Lo scorso 15 ottobre presso la sala parrocchiale Giovanni XXIII° in Piazza Matteotti a S. Croce sull’Arno si è tenuta la tavola Rotonda “Diritti dei bambini, doveri dei genitori”. Questo momento di riflessione nasce dalla volontà di organizzare un evento di richiamo per inaugurare la nuova sede zonale del Patronato Acli di Santa Croce. Con questo incontro le Acli Provinciali hanno voluto ribadire l’importanza di essere presenti sul territorio, non solo con i servizi che l’associazione propone, ma promuovendo iniziative e occasioni per riflettere sul quotidiano e la modernità.

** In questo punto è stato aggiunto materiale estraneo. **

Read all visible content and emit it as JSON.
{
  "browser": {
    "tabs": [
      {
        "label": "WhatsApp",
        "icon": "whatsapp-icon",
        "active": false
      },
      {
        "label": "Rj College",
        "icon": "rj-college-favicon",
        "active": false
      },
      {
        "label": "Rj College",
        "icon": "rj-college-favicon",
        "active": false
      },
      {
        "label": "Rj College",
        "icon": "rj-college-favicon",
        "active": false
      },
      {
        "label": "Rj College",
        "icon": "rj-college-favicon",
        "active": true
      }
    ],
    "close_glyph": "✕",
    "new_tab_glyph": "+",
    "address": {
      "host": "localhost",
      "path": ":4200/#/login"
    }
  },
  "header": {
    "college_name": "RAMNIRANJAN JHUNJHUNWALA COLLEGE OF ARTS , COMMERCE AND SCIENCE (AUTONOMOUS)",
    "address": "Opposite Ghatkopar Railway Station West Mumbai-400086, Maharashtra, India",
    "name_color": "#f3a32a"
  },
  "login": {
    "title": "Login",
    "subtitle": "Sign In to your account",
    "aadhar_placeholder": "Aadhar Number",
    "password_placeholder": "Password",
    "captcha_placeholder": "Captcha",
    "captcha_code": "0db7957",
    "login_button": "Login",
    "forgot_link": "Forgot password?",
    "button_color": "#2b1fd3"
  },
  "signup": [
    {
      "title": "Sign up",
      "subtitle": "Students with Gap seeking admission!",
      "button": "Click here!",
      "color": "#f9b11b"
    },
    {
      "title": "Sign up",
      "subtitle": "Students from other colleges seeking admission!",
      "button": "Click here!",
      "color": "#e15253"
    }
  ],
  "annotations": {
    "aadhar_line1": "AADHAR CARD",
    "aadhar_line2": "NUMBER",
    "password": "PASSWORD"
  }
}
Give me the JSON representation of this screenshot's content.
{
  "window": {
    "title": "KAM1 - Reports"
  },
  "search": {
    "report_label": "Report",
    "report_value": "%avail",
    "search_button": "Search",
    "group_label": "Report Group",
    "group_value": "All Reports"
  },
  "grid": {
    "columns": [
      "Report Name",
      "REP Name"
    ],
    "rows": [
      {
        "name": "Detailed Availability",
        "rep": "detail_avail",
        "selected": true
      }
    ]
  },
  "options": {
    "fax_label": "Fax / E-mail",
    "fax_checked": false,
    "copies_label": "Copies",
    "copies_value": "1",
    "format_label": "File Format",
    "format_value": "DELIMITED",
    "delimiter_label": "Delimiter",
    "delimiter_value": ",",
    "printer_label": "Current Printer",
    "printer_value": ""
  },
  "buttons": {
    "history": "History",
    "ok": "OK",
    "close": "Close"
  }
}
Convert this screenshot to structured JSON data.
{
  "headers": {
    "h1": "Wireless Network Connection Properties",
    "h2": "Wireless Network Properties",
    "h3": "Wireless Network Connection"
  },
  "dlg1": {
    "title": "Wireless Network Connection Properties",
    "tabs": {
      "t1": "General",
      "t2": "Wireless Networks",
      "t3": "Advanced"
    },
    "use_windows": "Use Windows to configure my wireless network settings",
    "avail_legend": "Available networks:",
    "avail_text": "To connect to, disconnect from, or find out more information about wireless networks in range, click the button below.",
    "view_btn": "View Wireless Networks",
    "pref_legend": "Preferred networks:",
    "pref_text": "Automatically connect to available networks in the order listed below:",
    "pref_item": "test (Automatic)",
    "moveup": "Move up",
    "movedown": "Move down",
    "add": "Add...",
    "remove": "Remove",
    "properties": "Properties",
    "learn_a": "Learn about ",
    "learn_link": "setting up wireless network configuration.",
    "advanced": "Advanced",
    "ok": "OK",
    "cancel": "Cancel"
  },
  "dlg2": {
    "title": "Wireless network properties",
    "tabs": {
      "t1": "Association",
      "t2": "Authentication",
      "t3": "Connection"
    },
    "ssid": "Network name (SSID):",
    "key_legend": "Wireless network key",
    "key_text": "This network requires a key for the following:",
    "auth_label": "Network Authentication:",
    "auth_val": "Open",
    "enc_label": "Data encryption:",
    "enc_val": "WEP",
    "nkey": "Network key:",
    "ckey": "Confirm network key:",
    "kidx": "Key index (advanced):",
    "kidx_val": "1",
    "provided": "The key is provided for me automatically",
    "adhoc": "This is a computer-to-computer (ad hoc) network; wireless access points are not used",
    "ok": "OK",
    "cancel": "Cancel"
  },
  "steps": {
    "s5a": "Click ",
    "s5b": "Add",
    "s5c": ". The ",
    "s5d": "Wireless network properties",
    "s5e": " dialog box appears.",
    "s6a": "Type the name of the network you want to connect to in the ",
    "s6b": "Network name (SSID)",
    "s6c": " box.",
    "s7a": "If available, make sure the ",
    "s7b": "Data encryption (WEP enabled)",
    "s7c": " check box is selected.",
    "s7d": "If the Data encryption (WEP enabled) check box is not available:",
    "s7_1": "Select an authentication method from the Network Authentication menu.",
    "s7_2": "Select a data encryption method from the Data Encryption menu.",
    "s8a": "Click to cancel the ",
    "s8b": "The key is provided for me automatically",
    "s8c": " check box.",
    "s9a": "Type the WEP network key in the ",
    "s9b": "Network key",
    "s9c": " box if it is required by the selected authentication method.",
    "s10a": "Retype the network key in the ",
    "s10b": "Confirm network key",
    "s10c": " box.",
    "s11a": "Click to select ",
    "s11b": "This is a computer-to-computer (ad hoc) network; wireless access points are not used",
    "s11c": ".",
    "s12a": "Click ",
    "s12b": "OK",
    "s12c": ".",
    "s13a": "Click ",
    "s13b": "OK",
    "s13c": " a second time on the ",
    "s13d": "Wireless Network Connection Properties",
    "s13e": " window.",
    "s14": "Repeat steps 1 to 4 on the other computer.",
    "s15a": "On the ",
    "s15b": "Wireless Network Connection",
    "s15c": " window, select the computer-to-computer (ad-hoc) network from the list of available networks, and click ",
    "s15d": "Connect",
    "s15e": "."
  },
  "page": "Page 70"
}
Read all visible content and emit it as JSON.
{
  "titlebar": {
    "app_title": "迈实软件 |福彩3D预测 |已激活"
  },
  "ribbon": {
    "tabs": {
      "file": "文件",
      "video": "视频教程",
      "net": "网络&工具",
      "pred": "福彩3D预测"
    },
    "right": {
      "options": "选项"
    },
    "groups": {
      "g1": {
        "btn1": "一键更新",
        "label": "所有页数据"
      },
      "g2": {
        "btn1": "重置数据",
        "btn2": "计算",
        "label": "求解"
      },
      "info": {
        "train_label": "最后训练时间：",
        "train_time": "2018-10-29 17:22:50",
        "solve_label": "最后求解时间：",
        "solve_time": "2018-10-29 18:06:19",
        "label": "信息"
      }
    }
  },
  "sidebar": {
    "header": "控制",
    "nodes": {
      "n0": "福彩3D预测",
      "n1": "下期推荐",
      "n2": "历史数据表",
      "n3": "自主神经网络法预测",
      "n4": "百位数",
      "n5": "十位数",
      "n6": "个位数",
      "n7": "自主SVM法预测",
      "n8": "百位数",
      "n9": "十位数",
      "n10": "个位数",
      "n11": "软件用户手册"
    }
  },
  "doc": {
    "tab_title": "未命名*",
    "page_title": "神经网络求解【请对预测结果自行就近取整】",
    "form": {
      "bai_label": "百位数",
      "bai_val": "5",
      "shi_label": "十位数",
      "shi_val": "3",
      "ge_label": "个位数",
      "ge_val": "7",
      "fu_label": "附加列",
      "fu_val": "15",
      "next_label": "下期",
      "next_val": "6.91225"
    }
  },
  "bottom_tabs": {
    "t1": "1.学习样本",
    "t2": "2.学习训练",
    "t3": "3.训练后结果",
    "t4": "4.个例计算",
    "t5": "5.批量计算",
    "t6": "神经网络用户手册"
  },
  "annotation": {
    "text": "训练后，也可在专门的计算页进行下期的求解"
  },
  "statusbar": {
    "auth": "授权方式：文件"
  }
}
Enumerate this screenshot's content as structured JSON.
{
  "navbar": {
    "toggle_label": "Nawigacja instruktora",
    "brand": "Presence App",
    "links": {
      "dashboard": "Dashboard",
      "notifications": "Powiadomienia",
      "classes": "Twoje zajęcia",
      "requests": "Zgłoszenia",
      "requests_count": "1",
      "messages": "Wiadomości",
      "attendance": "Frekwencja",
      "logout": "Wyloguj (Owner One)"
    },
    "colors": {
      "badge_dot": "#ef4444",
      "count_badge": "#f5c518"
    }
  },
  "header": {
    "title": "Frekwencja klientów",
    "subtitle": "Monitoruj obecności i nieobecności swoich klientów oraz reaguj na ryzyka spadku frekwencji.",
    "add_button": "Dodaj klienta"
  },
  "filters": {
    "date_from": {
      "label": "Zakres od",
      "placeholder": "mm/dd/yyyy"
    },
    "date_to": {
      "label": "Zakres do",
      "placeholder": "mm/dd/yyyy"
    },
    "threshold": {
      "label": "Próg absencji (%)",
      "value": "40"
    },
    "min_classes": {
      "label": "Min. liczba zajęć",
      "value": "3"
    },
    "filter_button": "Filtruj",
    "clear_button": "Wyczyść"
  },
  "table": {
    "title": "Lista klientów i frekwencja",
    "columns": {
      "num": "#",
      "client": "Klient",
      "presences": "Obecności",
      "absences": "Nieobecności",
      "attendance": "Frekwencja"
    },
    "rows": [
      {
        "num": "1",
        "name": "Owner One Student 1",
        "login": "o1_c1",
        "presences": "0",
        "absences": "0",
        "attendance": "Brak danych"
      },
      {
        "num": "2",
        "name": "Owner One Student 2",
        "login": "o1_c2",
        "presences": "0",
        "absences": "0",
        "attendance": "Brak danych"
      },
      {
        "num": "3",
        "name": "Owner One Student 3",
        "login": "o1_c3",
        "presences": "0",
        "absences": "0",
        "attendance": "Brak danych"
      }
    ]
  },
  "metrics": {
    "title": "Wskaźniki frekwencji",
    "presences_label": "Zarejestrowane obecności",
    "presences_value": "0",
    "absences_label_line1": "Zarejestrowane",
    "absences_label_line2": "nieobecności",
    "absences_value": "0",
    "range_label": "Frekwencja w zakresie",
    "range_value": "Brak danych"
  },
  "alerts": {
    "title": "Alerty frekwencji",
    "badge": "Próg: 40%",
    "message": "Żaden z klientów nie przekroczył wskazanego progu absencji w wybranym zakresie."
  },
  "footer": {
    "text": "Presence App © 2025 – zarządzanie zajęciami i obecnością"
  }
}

E il territorio ha risposto massicciamente all’invito, sicuramente attratto dalla presenza di don Antonio Mazzi, ma oltre al citato fondatore di Exodus, erano presenti il  Vescovo di San Miniato, Mons. Fausto Tardelli, che nonostante gli impegni pastorali ha dato il benvenuto ai presenti, ribadendo come la sua Diocesi  sia aperta ad iniziative come questa e disponibile al dialogo con istituzioni e associazioni per la creazione di progetti concreti; inoltre hanno partecipato i medici pediatri dott. Valfredo Pellegrini della A.s.l. 11 di Empoli,  il prof. Antonio Paci dell’Università di Pisa, e il Vice presidente nazionale delle Acli, nonché presidente del Patronato Acli nazionale Dott. Michele Rizzi.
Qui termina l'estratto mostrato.